Matthew: This is a work by a local architect who works with an engineering company, James Gardiner, and he was interested in the creation of artificial reefs. So how do you create a substrate to build new coral reefs. We do try to build artificial reefs all the time. We usually do it by sinking boats or by throwing cars into the water or throwing tyres down but it's not a very good way of producing an artificial reef you can get some traction there but they tend to be monocultural or very low level of variety in the species and so they don't really take off as reef ecosystems. And he spent time talking to marine biologists and researching the subject and then designed a reef substrate and he printed a model for himself in plastic and it has a lot of different sized cavities and protuberances in order to get that sort of variety that would help establish an ecosystem. He then found a system of 3-D printing in sand that allowed him to make some test pieces. So this is a 3-D printed in sand coral reef substrate test sample, one of three that he had made. This one was put on the bottom of the ocean near Bahrain and was attracting a number of species of fish and other animals. Unfortunately they found out that the binding technology that holds the sand together eventually dissolves in the salt water and so the experiment came to an end. James is now designing new technologies actually for the company that he works for and looking at the potential to create structures like this or portions of that in concrete so that he can then stack at Lego-like so that he has this full reef in a substance that won't simply dissolve.
Kai: So as we've heard there are always teething problems. In innovation, the first iteration rarely ever does the trick. So you keep doing it and you experiment with different ways of doing it, different materials. So 3-D printing in sand is a good idea but if it dissolves it's not good for a reef. So you look with concrete and other materials. But I'm sure these things as we perfect them they will lead to something that will solve a real problem.
Sandra: So this is a great start that might help us rethink how we deal with coral bleaching and it is also a great start for how we might think of dealing with climate change. We could build reefs where we've never had reefs before like off the coast of Sydney in case the storms move south.
Kai: Our next topic is rocket science. Next we learn that there's some really great applications of 3-D printing with new materials such as titanium in rethinking and innovating traditional manufacturing processes. And the example at hand was a rocket engine.
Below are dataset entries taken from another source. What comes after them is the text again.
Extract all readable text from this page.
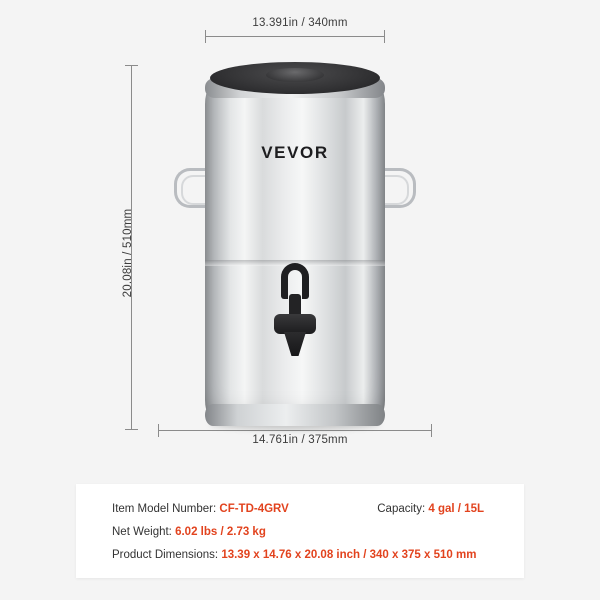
13.391in / 340mm
20.08in / 510mm
14.761in / 375mm
VEVOR
Item Model Number: CF-TD-4GRV	Capacity: 4 gal / 15L
Net Weight: 6.02 lbs / 2.73 kg
Product Dimensions: 13.39 x 14.76 x 20.08 inch / 340 x 375 x 510 mm
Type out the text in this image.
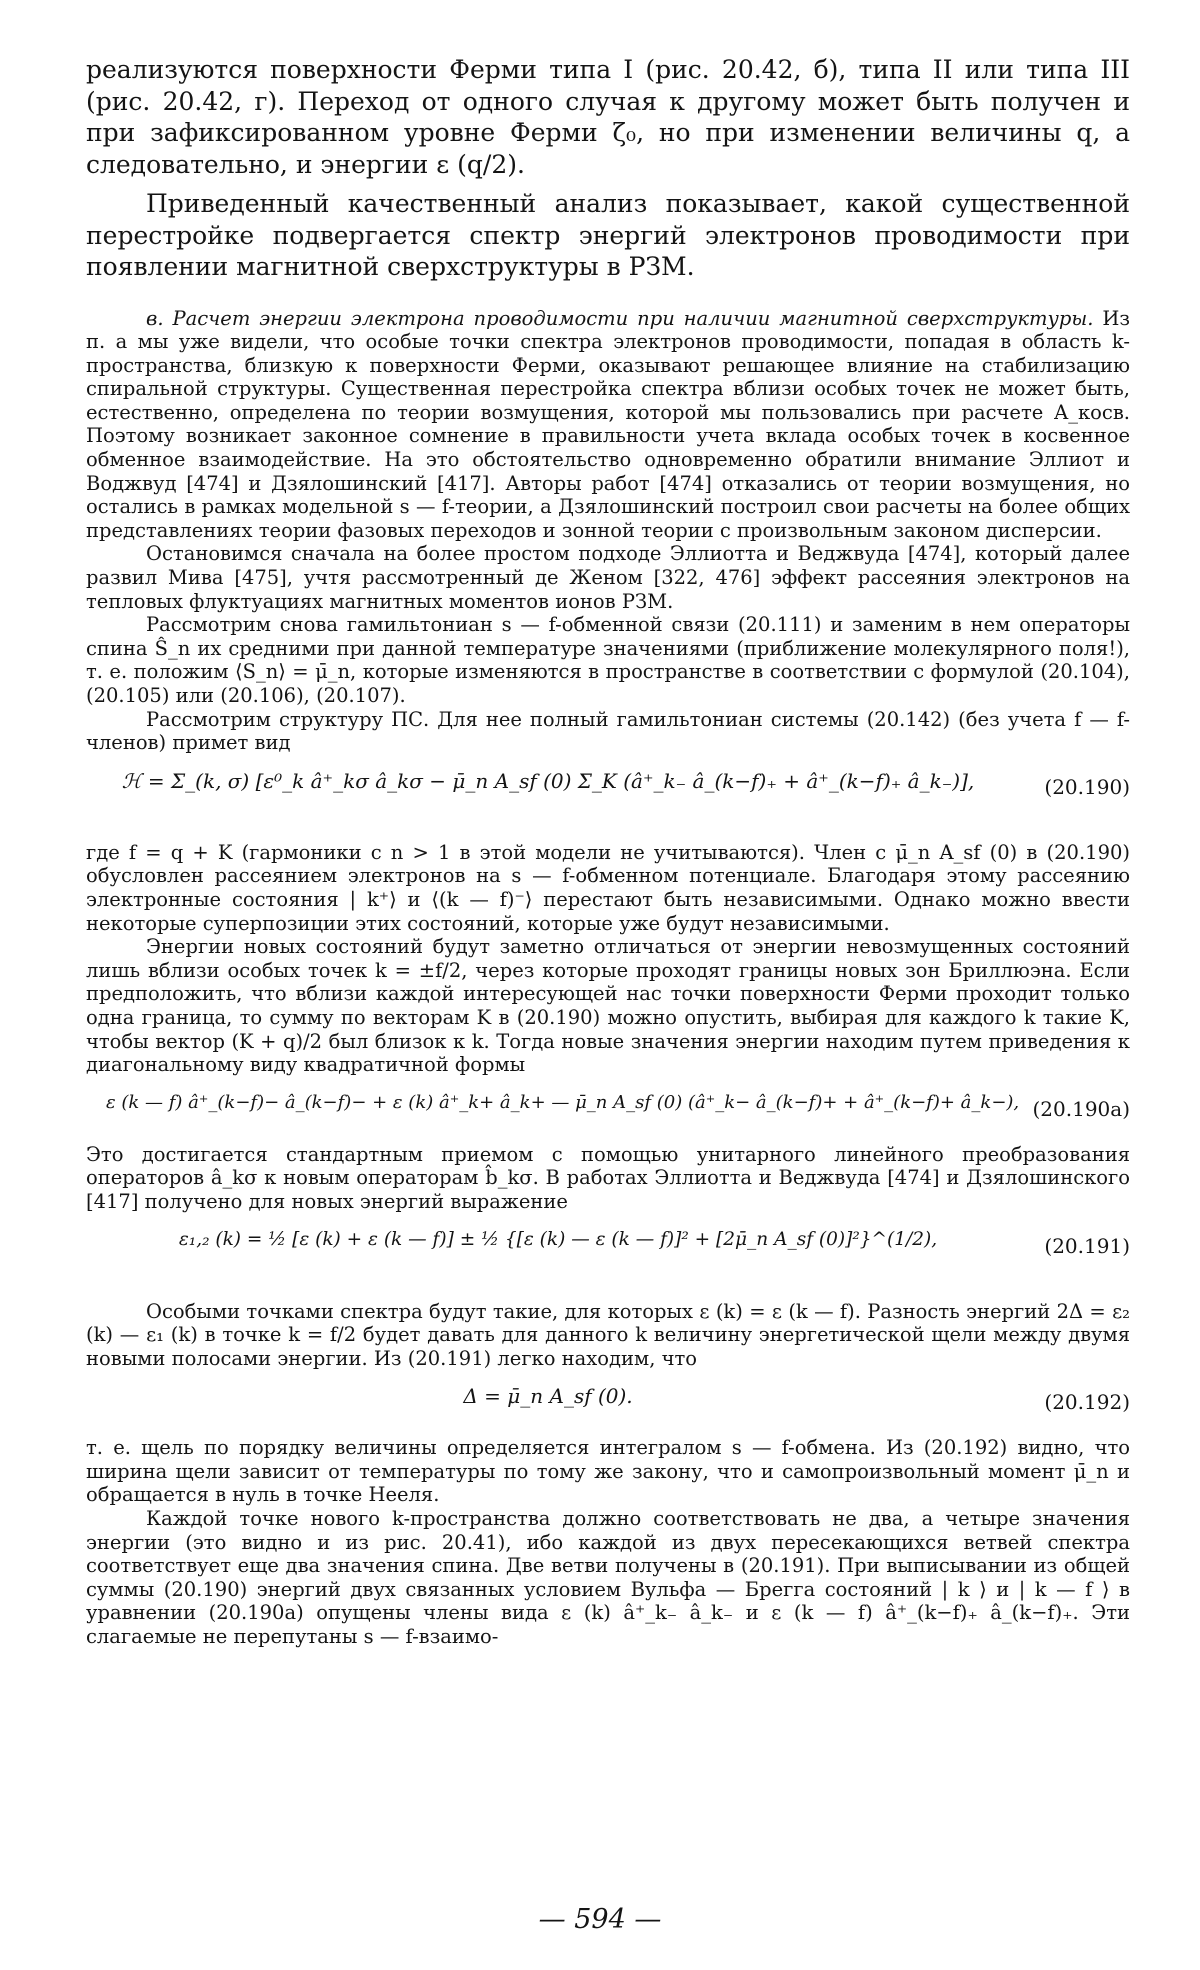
реализуются поверхности Ферми типа I (рис. 20.42, б), типа II или типа III (рис. 20.42, г). Переход от одного случая к другому может быть получен и при зафиксированном уровне Ферми ζ₀, но при изменении величины q, а следовательно, и энергии ε (q/2).

Приведенный качественный анализ показывает, какой существенной перестройке подвергается спектр энергий электронов проводимости при появлении магнитной сверхструктуры в РЗМ.

в. Расчет энергии электрона проводимости при наличии магнитной сверхструктуры. Из п. а мы уже видели, что особые точки спектра электронов проводимости, попадая в область k-пространства, близкую к поверхности Ферми, оказывают решающее влияние на стабилизацию спиральной структуры. Существенная перестройка спектра вблизи особых точек не может быть, естественно, определена по теории возмущения, которой мы пользовались при расчете A_косв. Поэтому возникает законное сомнение в правильности учета вклада особых точек в косвенное обменное взаимодействие. На это обстоятельство одновременно обратили внимание Эллиот и Воджвуд [474] и Дзялошинский [417]. Авторы работ [474] отказались от теории возмущения, но остались в рамках модельной s — f-теории, а Дзялошинский построил свои расчеты на более общих представлениях теории фазовых переходов и зонной теории с произвольным законом дисперсии.

Остановимся сначала на более простом подходе Эллиотта и Веджвуда [474], который далее развил Мива [475], учтя рассмотренный де Женом [322, 476] эффект рассеяния электронов на тепловых флуктуациях магнитных моментов ионов РЗМ.

Рассмотрим снова гамильтониан s — f-обменной связи (20.111) и заменим в нем операторы спина Ŝ_n их средними при данной температуре значениями (приближение молекулярного поля!), т. е. положим ⟨S_n⟩ = μ̄_n, которые изменяются в пространстве в соответствии с формулой (20.104), (20.105) или (20.106), (20.107).

Рассмотрим структуру ПС. Для нее полный гамильтониан системы (20.142) (без учета f — f-членов) примет вид

ℋ = Σ_(k, σ) [ε⁰_k â⁺_kσ â_kσ − μ̄_n A_sf (0) Σ_K (â⁺_k₋ â_(k−f)₊ + â⁺_(k−f)₊ â_k₋)],	(20.190)

где f = q + K (гармоники с n > 1 в этой модели не учитываются). Член с μ̄_n A_sf (0) в (20.190) обусловлен рассеянием электронов на s — f-обменном потенциале. Благодаря этому рассеянию электронные состояния | k⁺⟩ и ⟨(k — f)⁻⟩ перестают быть независимыми. Однако можно ввести некоторые суперпозиции этих состояний, которые уже будут независимыми.

Энергии новых состояний будут заметно отличаться от энергии невозмущенных состояний лишь вблизи особых точек k = ±f/2, через которые проходят границы новых зон Бриллюэна. Если предположить, что вблизи каждой интересующей нас точки поверхности Ферми проходит только одна граница, то сумму по векторам K в (20.190) можно опустить, выбирая для каждого k такие K, чтобы вектор (K + q)/2 был близок к k. Тогда новые значения энергии находим путем приведения к диагональному виду квадратичной формы

ε (k — f) â⁺_(k−f)− â_(k−f)− + ε (k) â⁺_k+ â_k+ — μ̄_n A_sf (0) (â⁺_k− â_(k−f)+ + â⁺_(k−f)+ â_k−), (20.190а)

Это достигается стандартным приемом с помощью унитарного линейного преобразования операторов â_kσ к новым операторам b̂_kσ. В работах Эллиотта и Веджвуда [474] и Дзялошинского [417] получено для новых энергий выражение

ε₁,₂ (k) = ½ [ε (k) + ε (k — f)] ± ½ {[ε (k) — ε (k — f)]² + [2μ̄_n A_sf (0)]²}^(1/2),	(20.191)

Особыми точками спектра будут такие, для которых ε (k) = ε (k — f). Разность энергий 2Δ = ε₂ (k) — ε₁ (k) в точке k = f/2 будет давать для данного k величину энергетической щели между двумя новыми полосами энергии. Из (20.191) легко находим, что

Δ = μ̄_n A_sf (0).	(20.192)

т. е. щель по порядку величины определяется интегралом s — f-обмена. Из (20.192) видно, что ширина щели зависит от температуры по тому же закону, что и самопроизвольный момент μ̄_n и обращается в нуль в точке Нееля.

Каждой точке нового k-пространства должно соответствовать не два, а четыре значения энергии (это видно и из рис. 20.41), ибо каждой из двух пересекающихся ветвей спектра соответствует еще два значения спина. Две ветви получены в (20.191). При выписывании из общей суммы (20.190) энергий двух связанных условием Вульфа — Брегга состояний | k ⟩ и | k — f ⟩ в уравнении (20.190а) опущены члены вида ε (k) â⁺_k₋ â_k₋ и ε (k — f) â⁺_(k−f)₊ â_(k−f)₊. Эти слагаемые не перепутаны s — f-взаимо-

— 594 —
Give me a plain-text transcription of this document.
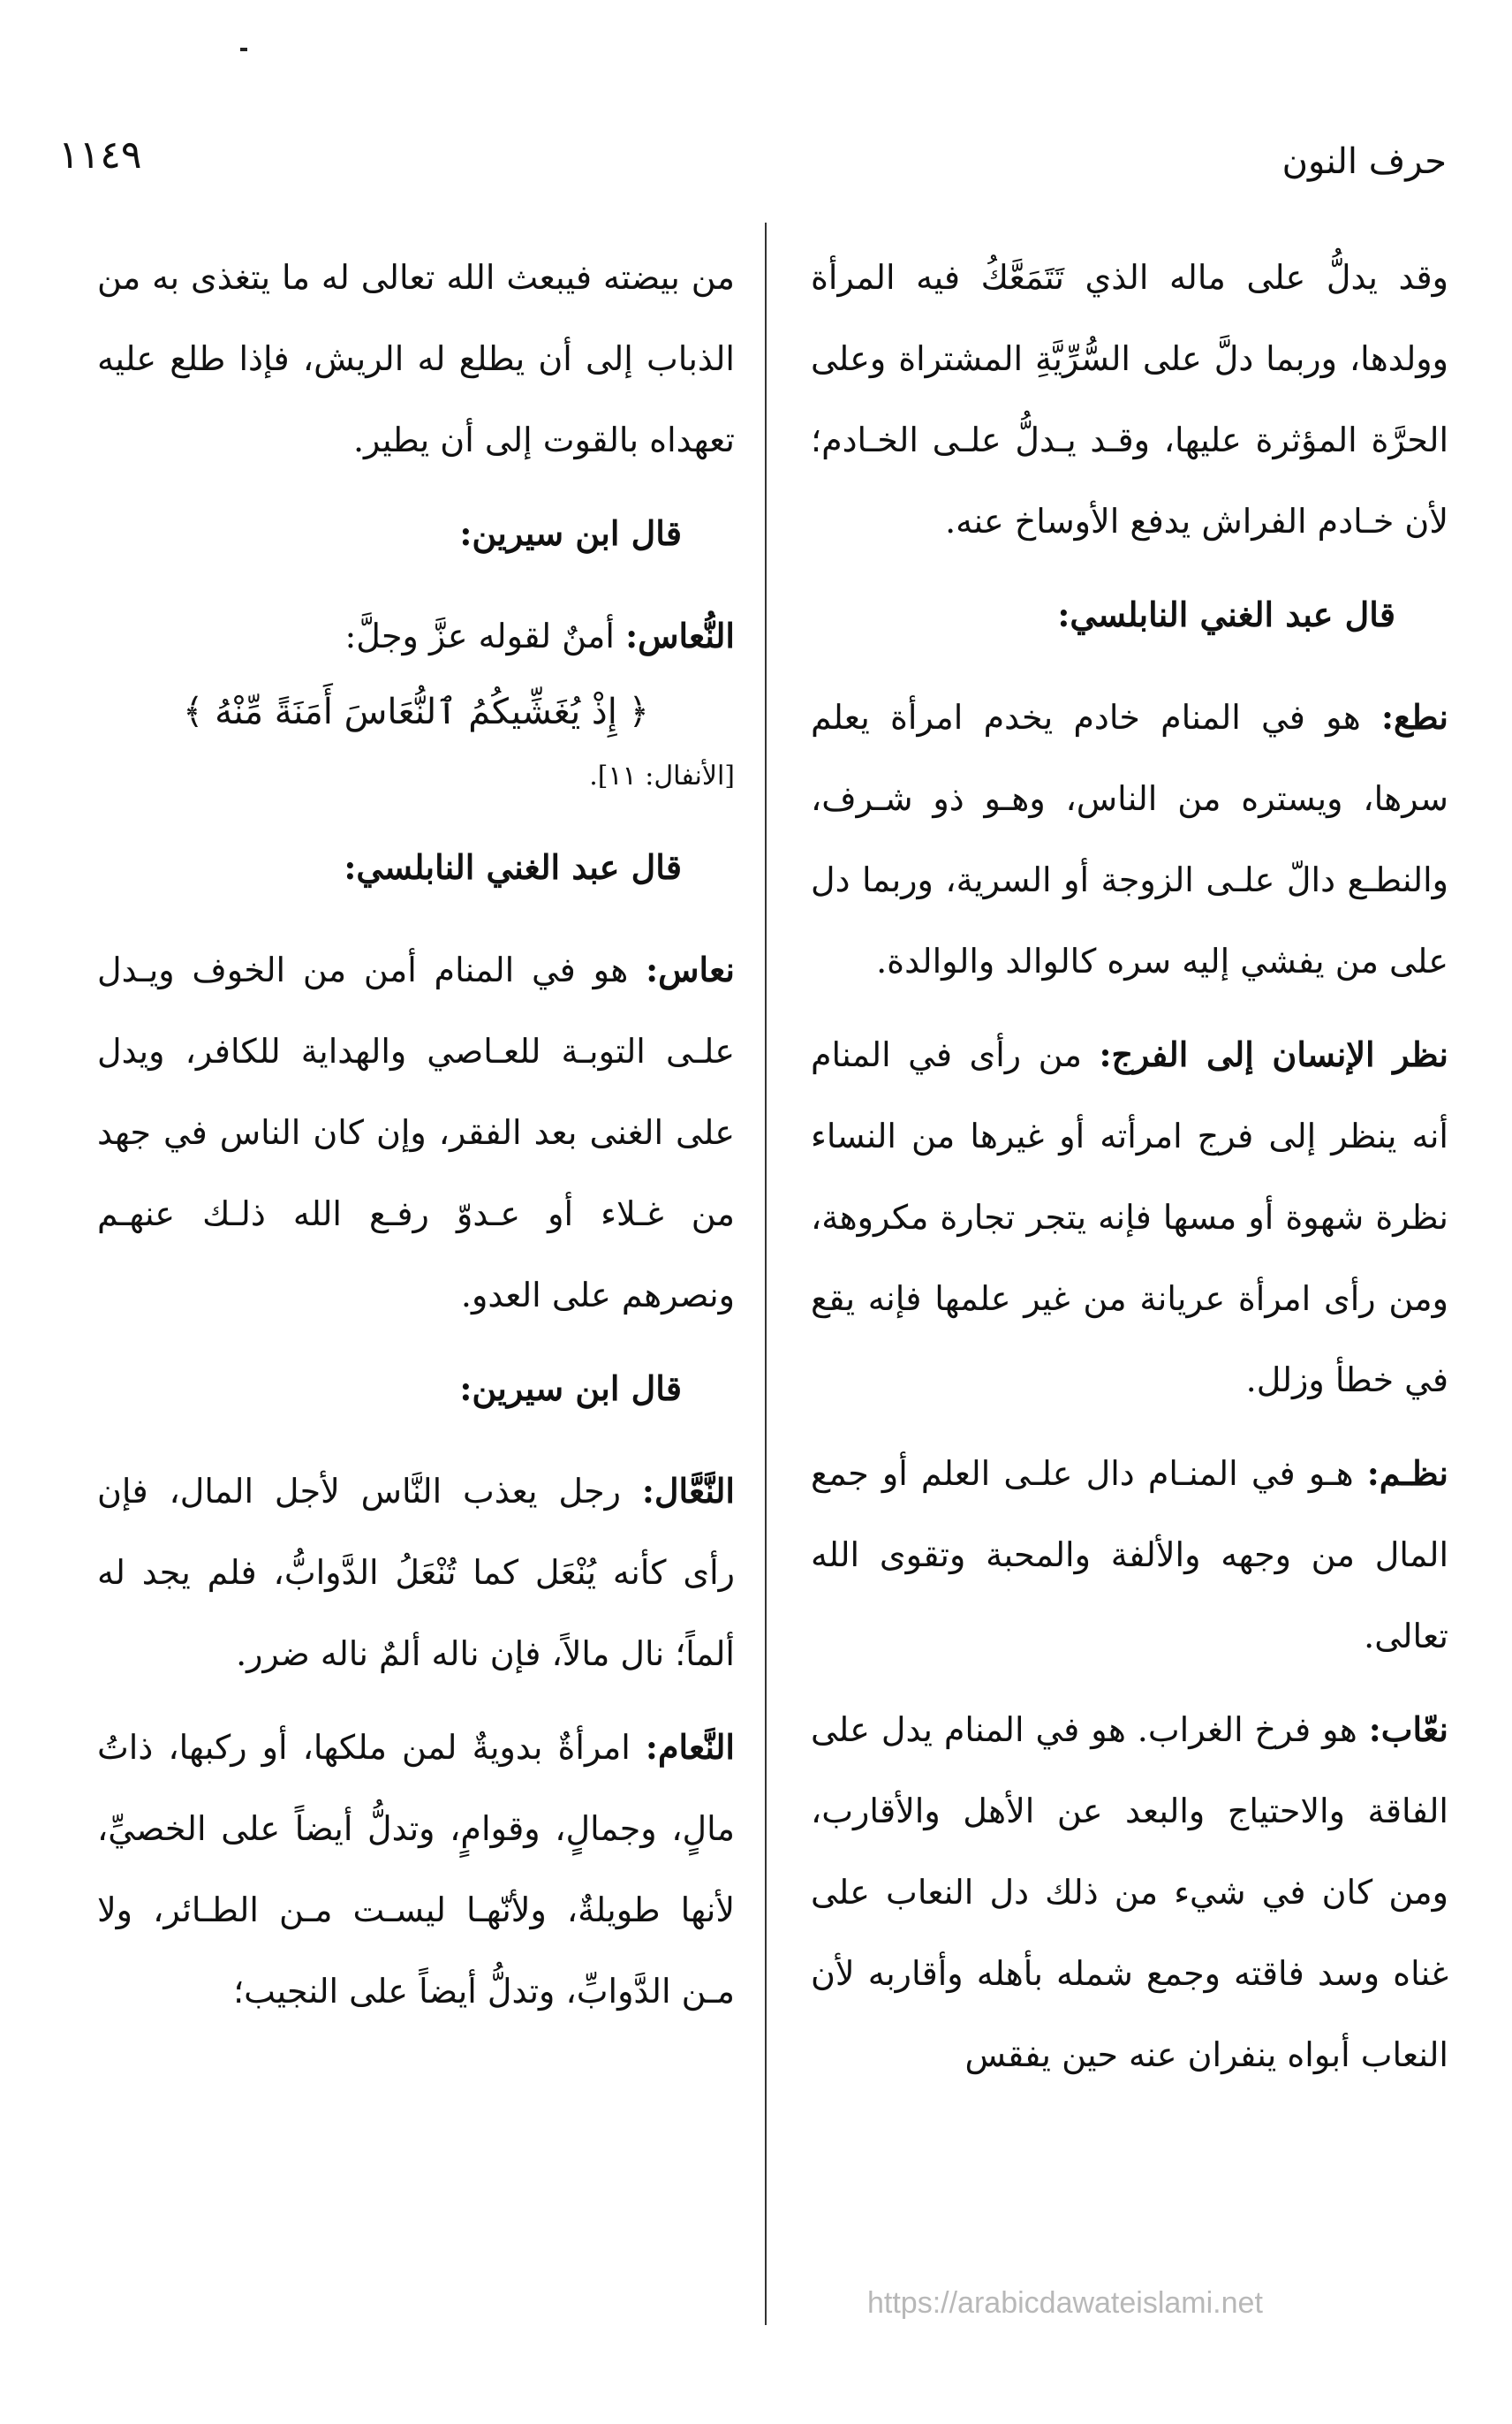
١١٤٩	حرف النون

وقد يدلُّ على ماله الذي تَتَمَعَّكُ فيه المرأة وولدها، وربما دلَّ على السُّرِّيَّةِ المشتراة وعلى الحرَّة المؤثرة عليها، وقـد يـدلُّ علـى الخـادم؛ لأن خـادم الفراش يدفع الأوساخ عنه.

قال عبد الغني النابلسي:

نطع: هو في المنام خادم يخدم امرأة يعلم سرها، ويستره من الناس، وهـو ذو شـرف، والنطـع دالّ علـى الزوجة أو السرية، وربما دل على من يفشي إليه سره كالوالد والوالدة.

نظر الإنسان إلى الفرج: من رأى في المنام أنه ينظر إلى فرج امرأته أو غيرها من النساء نظرة شهوة أو مسها فإنه يتجر تجارة مكروهة، ومن رأى امرأة عريانة من غير علمها فإنه يقع في خطأ وزلل.

نظـم: هـو في المنـام دال علـى العلم أو جمع المال من وجهه والألفة والمحبة وتقوى الله تعالى.

نعّاب: هو فرخ الغراب. هو في المنام يدل على الفاقة والاحتياج والبعد عن الأهل والأقارب، ومن كان في شيء من ذلك دل النعاب على غناه وسد فاقته وجمع شمله بأهله وأقاربه لأن النعاب أبواه ينفران عنه حين يفقس

من بيضته فيبعث الله تعالى له ما يتغذى به من الذباب إلى أن يطلع له الريش، فإذا طلع عليه تعهداه بالقوت إلى أن يطير.

قال ابن سيرين:

النُّعاس: أمنٌ لقوله عزَّ وجلَّ:

﴿ إِذْ يُغَشِّيكُمُ ٱلنُّعَاسَ أَمَنَةً مِّنْهُ ﴾

[الأنفال: ١١].

قال عبد الغني النابلسي:

نعاس: هو في المنام أمن من الخوف ويـدل علـى التوبـة للعـاصي والهداية للكافر، ويدل على الغنى بعد الفقر، وإن كان الناس في جهد من غـلاء أو عـدوّ رفـع الله ذلـك عنهـم ونصرهم على العدو.

قال ابن سيرين:

النَّعَّال: رجل يعذب النَّاس لأجل المال، فإن رأى كأنه يُنْعَل كما تُنْعَلُ الدَّوابُّ، فلم يجد له ألماً؛ نال مالاً، فإن ناله ألمٌ ناله ضرر.

النَّعام: امرأةٌ بدويةٌ لمن ملكها، أو ركبها، ذاتُ مالٍ، وجمالٍ، وقوامٍ، وتدلُّ أيضاً على الخصيِّ، لأنها طويلةٌ، ولأنّهـا ليسـت مـن الطـائر، ولا مـن الدَّوابِّ، وتدلُّ أيضاً على النجيب؛

https://arabicdawateislami.net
Matthew: What we've got here is a 3-D printed jet engine from a company called Amaero in Victoria. It's made from a titanium alloy and it's quite small and it's quite light. But when I went down to talk to Amaero one of the things they told me about was that when they get companies saying we would like to produce one of these they offer a service which is we can do that for you but how would you feel if we were to take advantage of the materials, the strength of this centred metal powders to redesign that piece so that it actually really takes advantage of what this technology can do and what this material is capable of. So that ultimately the thing that you're trying to make is much lighter more powerful safer and they're having to offer that optimisation for free because people don't know that they want it. But for me there was was all a sort of excitement about 3-D printing about the possibility that you could print your own lunch or make something that you needed all of a sudden. And we saw lots and lots of little plastic knickknacks and things and I think people have expected to come to this exhibition and see plastic knicknacks and a printer printing which is marginally more interesting than watching paint dry. But I think what we haven't explored yet is the potential of both the printing technology, the new material and the capacity to do the digital design before you've done the printing. The whole lot has not really been pushed.
Sandra: So these new ways of manufacturing are going beyond just allowing us to do what we used to do but a little bit better or more efficiently or faster or more personalised.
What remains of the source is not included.